第一部は三つの章からなる。第一章では、一八九三年にシカゴで開かれた世界宗教大会を取り上げる。これまでの先行研究と異なって、中国・日本からの代表の「宗教」叙述を通じて、一世紀以上前の人々の宗教に対する理解を探る。第二章は、一九世紀半ば以降「洋教」と呼ばれるキリスト教が中国に土着化していく歴史を取り上げる。そして、第三章では、民間宗教に対する抑圧を背景に、国民国家を「越境」し、日中両国を行き来して活動する紅卍字会と大本教について検討する。
第二部の四つの章では、档案資料に基づいて、北京政府期の軍閥政治と華北地域の土匪との関係(第四章)、「満州国」における宗教結社の位置づけ(第五章)、戦時中および戦後国民党の政治権力と哥老会などの結社との関係(第六章、第七章)、の四つの問題について考察する。
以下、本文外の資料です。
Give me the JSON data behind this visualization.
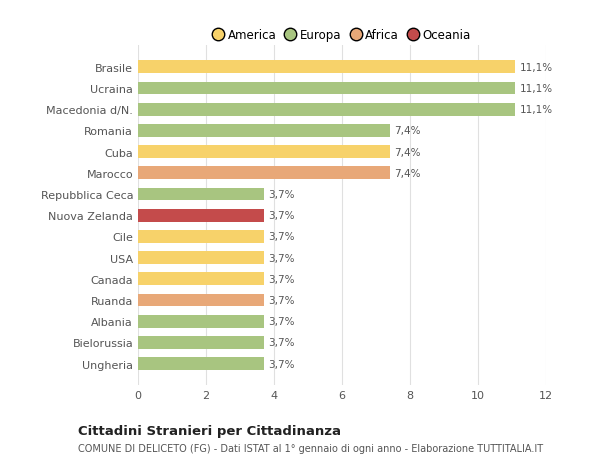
{
  "categories": [
    "Ungheria",
    "Bielorussia",
    "Albania",
    "Ruanda",
    "Canada",
    "USA",
    "Cile",
    "Nuova Zelanda",
    "Repubblica Ceca",
    "Marocco",
    "Cuba",
    "Romania",
    "Macedonia d/N.",
    "Ucraina",
    "Brasile"
  ],
  "values": [
    3.7,
    3.7,
    3.7,
    3.7,
    3.7,
    3.7,
    3.7,
    3.7,
    3.7,
    7.4,
    7.4,
    7.4,
    11.1,
    11.1,
    11.1
  ],
  "colors": [
    "#a8c580",
    "#a8c580",
    "#a8c580",
    "#e8a878",
    "#f7d26a",
    "#f7d26a",
    "#f7d26a",
    "#c44b4b",
    "#a8c580",
    "#e8a878",
    "#f7d26a",
    "#a8c580",
    "#a8c580",
    "#a8c580",
    "#f7d26a"
  ],
  "labels": [
    "3,7%",
    "3,7%",
    "3,7%",
    "3,7%",
    "3,7%",
    "3,7%",
    "3,7%",
    "3,7%",
    "3,7%",
    "7,4%",
    "7,4%",
    "7,4%",
    "11,1%",
    "11,1%",
    "11,1%"
  ],
  "legend_labels": [
    "America",
    "Europa",
    "Africa",
    "Oceania"
  ],
  "legend_colors": [
    "#f7d26a",
    "#a8c580",
    "#e8a878",
    "#c44b4b"
  ],
  "title": "Cittadini Stranieri per Cittadinanza",
  "subtitle": "COMUNE DI DELICETO (FG) - Dati ISTAT al 1° gennaio di ogni anno - Elaborazione TUTTITALIA.IT",
  "xlim": [
    0,
    12
  ],
  "xticks": [
    0,
    2,
    4,
    6,
    8,
    10,
    12
  ],
  "background_color": "#ffffff",
  "bar_height": 0.6,
  "grid_color": "#e0e0e0"
}
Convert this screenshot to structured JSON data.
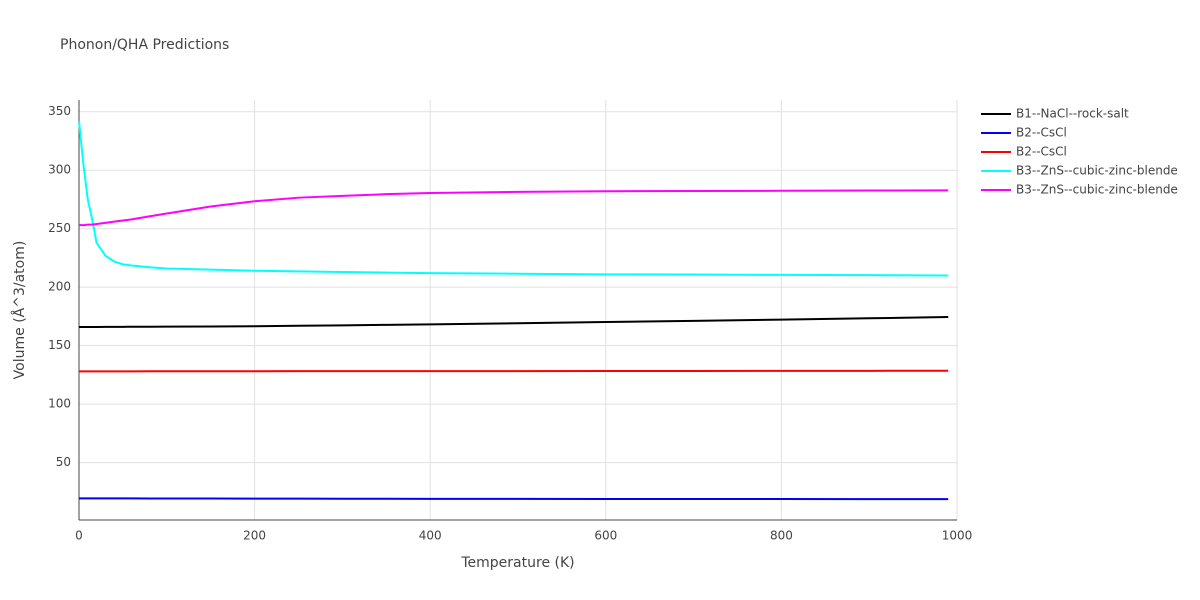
{
  "chart_data": {
    "type": "line",
    "title": "Phonon/QHA Predictions",
    "x_label": "Temperature (K)",
    "y_label": "Volume (Å^3/atom)",
    "x": [
      0,
      5,
      10,
      15,
      20,
      30,
      40,
      50,
      60,
      80,
      100,
      150,
      200,
      250,
      300,
      350,
      400,
      500,
      600,
      700,
      800,
      900,
      990
    ],
    "series": [
      {
        "name": "B1--NaCl--rock-salt",
        "color": "#000000",
        "values": [
          166,
          166,
          166,
          166,
          166,
          166.1,
          166.1,
          166.1,
          166.2,
          166.2,
          166.3,
          166.4,
          166.6,
          167,
          167.4,
          167.8,
          168.2,
          169.2,
          170.2,
          171.2,
          172.3,
          173.4,
          174.5
        ]
      },
      {
        "name": "B2--CsCl",
        "color": "#0000ff",
        "values": [
          19.5,
          19.5,
          19.5,
          19.5,
          19.5,
          19.5,
          19.5,
          19.5,
          19.5,
          19.4,
          19.4,
          19.4,
          19.3,
          19.3,
          19.2,
          19.2,
          19.1,
          19.1,
          19,
          18.9,
          18.9,
          18.8,
          18.8
        ]
      },
      {
        "name": "B2--CsCl",
        "color": "#ff0000",
        "values": [
          128,
          128,
          128,
          128,
          128,
          128,
          128,
          128,
          128,
          128.1,
          128.1,
          128.1,
          128.1,
          128.2,
          128.2,
          128.2,
          128.3,
          128.3,
          128.4,
          128.4,
          128.5,
          128.5,
          128.6
        ]
      },
      {
        "name": "B3--ZnS--cubic-zinc-blende",
        "color": "#00ffff",
        "values": [
          342,
          305,
          275,
          258,
          238,
          227,
          222,
          219.5,
          218.5,
          217,
          216,
          215,
          214,
          213.5,
          213,
          212.5,
          212,
          211.5,
          211,
          210.8,
          210.5,
          210.3,
          210
        ]
      },
      {
        "name": "B3--ZnS--cubic-zinc-blende",
        "color": "#ff00ff",
        "values": [
          253,
          253,
          253.5,
          253.5,
          254,
          255,
          256,
          257,
          258,
          260.5,
          263,
          269,
          273.5,
          276.5,
          278,
          279.5,
          280.5,
          281.5,
          282,
          282.2,
          282.4,
          282.6,
          282.7
        ]
      }
    ],
    "xlim": [
      0,
      1000
    ],
    "xticks": [
      0,
      200,
      400,
      600,
      800,
      1000
    ],
    "ylim": [
      1,
      360
    ],
    "yticks": [
      50,
      100,
      150,
      200,
      250,
      300,
      350
    ],
    "grid": true,
    "legend": "right"
  }
}
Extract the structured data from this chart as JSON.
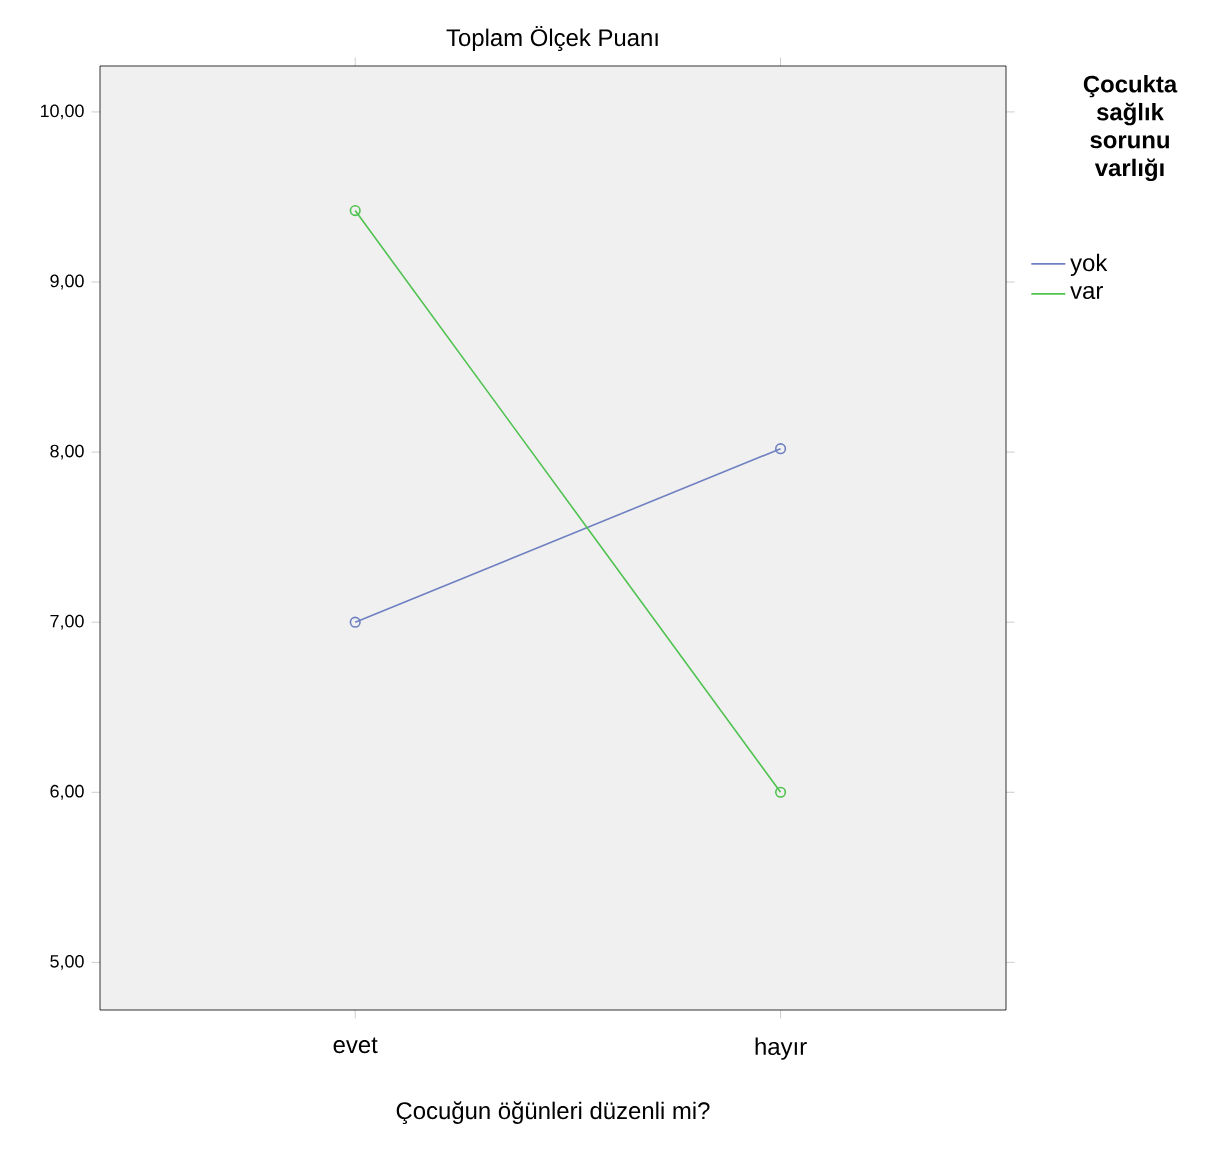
{
  "chart_data": {
    "type": "line",
    "title": "Toplam Ölçek Puanı",
    "xlabel": "Çocuğun öğünleri düzenli mi?",
    "legend_title": "Çocukta sağlık sorunu varlığı",
    "categories": [
      "evet",
      "hayır"
    ],
    "series": [
      {
        "name": "yok",
        "color": "#6f80c0",
        "values": [
          7.0,
          8.02
        ]
      },
      {
        "name": "var",
        "color": "#4ec24e",
        "values": [
          9.42,
          6.0
        ]
      }
    ],
    "ylim": [
      4.72,
      10.27
    ],
    "yticks": [
      {
        "value": 5,
        "label": "5,00"
      },
      {
        "value": 6,
        "label": "6,00"
      },
      {
        "value": 7,
        "label": "7,00"
      },
      {
        "value": 8,
        "label": "8,00"
      },
      {
        "value": 9,
        "label": "9,00"
      },
      {
        "value": 10,
        "label": "10,00"
      }
    ],
    "marker": "circle",
    "legend": "right"
  }
}
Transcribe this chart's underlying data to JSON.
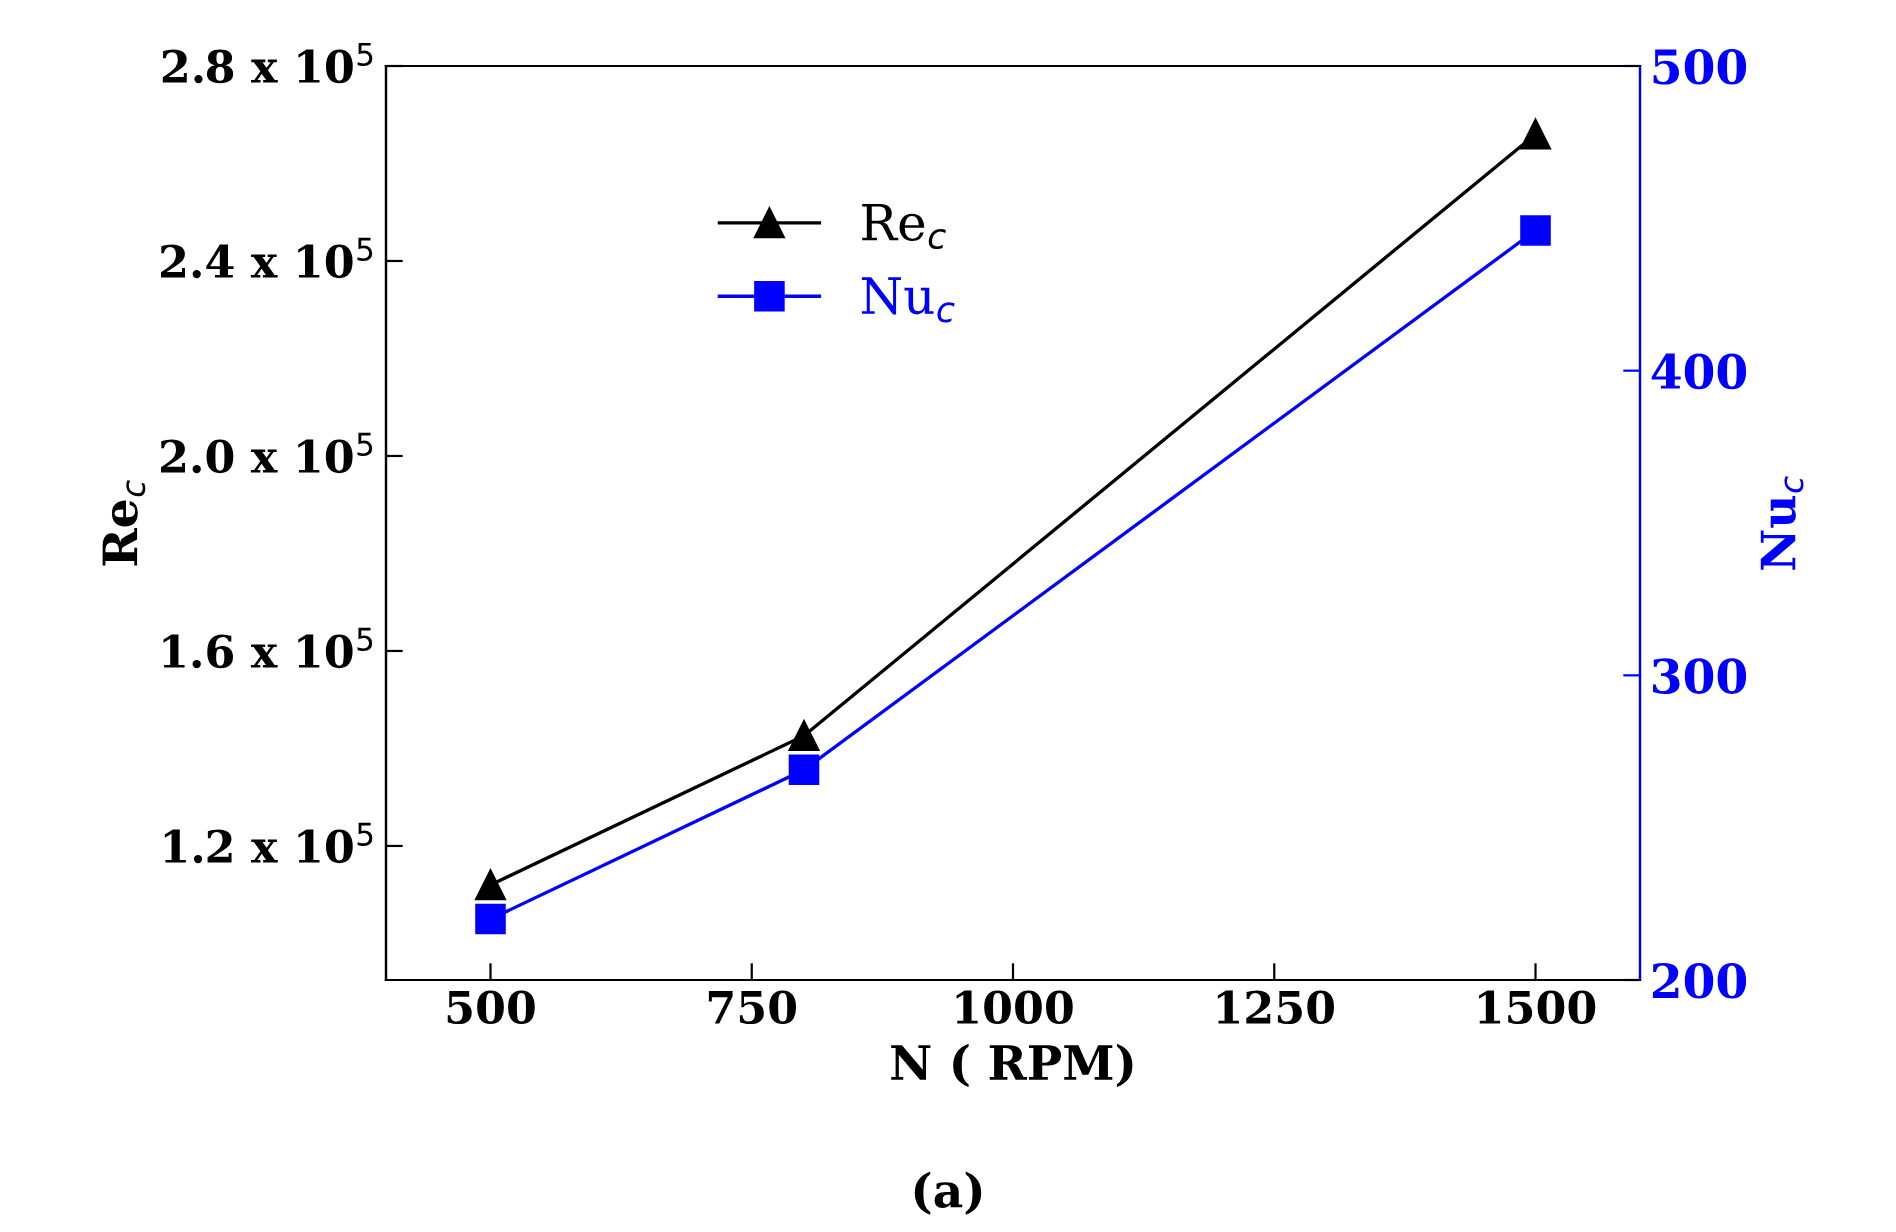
{
  "chart_data": {
    "type": "line",
    "xlabel": "N ( RPM)",
    "ylabel": "Re$_{c}$",
    "y2label": "Nu$_{c}$",
    "annotations": [
      "(a)"
    ],
    "x": [
      500,
      800,
      1500
    ],
    "series": [
      {
        "name": "Re$_{c}$",
        "color": "#000000",
        "values": [
          112000,
          142600,
          266000
        ],
        "marker": "triangle"
      },
      {
        "name": "Nu$_{c}$",
        "color": "#0000ff",
        "values": [
          220,
          269,
          446
        ],
        "marker": "square",
        "axis": "y2"
      }
    ],
    "xlim": [
      400,
      1600
    ],
    "xticks": [
      500,
      750,
      1000,
      1250,
      1500
    ],
    "ylim": [
      92500,
      280000
    ],
    "yticks": [
      {
        "value": 120000,
        "label": "1.2 x 10$^{5}$"
      },
      {
        "value": 160000,
        "label": "1.6 x 10$^{5}$"
      },
      {
        "value": 200000,
        "label": "2.0 x 10$^{5}$"
      },
      {
        "value": 240000,
        "label": "2.4 x 10$^{5}$"
      },
      {
        "value": 280000,
        "label": "2.8 x 10$^{5}$"
      }
    ],
    "y2lim": [
      200,
      500
    ],
    "y2ticks": [
      200,
      300,
      400,
      500
    ],
    "legend": "upper left",
    "grid": false,
    "line_style": "solid"
  }
}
第三部の三つの章は、それぞれ異なる政治体制を背景とする結社に関わる事件を取り上げて、「テクストに抗した」分析を試みる。第八章は一九二九年に江蘇省北部の宿遷県で起きた小刀会による「暴動」に焦点を当てて、宿遷県国民党の地方政権が極楽庵の「廟産」を剥奪する出来事を分析し、小刀会「暴動」をめぐる歴史叙述の虚構性を指摘する。第九章は従来ほとんど知られていない一九三三年満洲青幇・在家裡代表団の日本訪問を取り上げ、「帝国知」と中国の現実との乖離の問題に光を当てる。最後に、第一〇章では、抗日戦争中の一九四三年に共産党支配下の山西省黎城県で起きた宗教結社離卦道による「暴動」事件を取り上げ、事件直後の報告書の分析を通じて「暴動」そのものの虚構性を指摘する。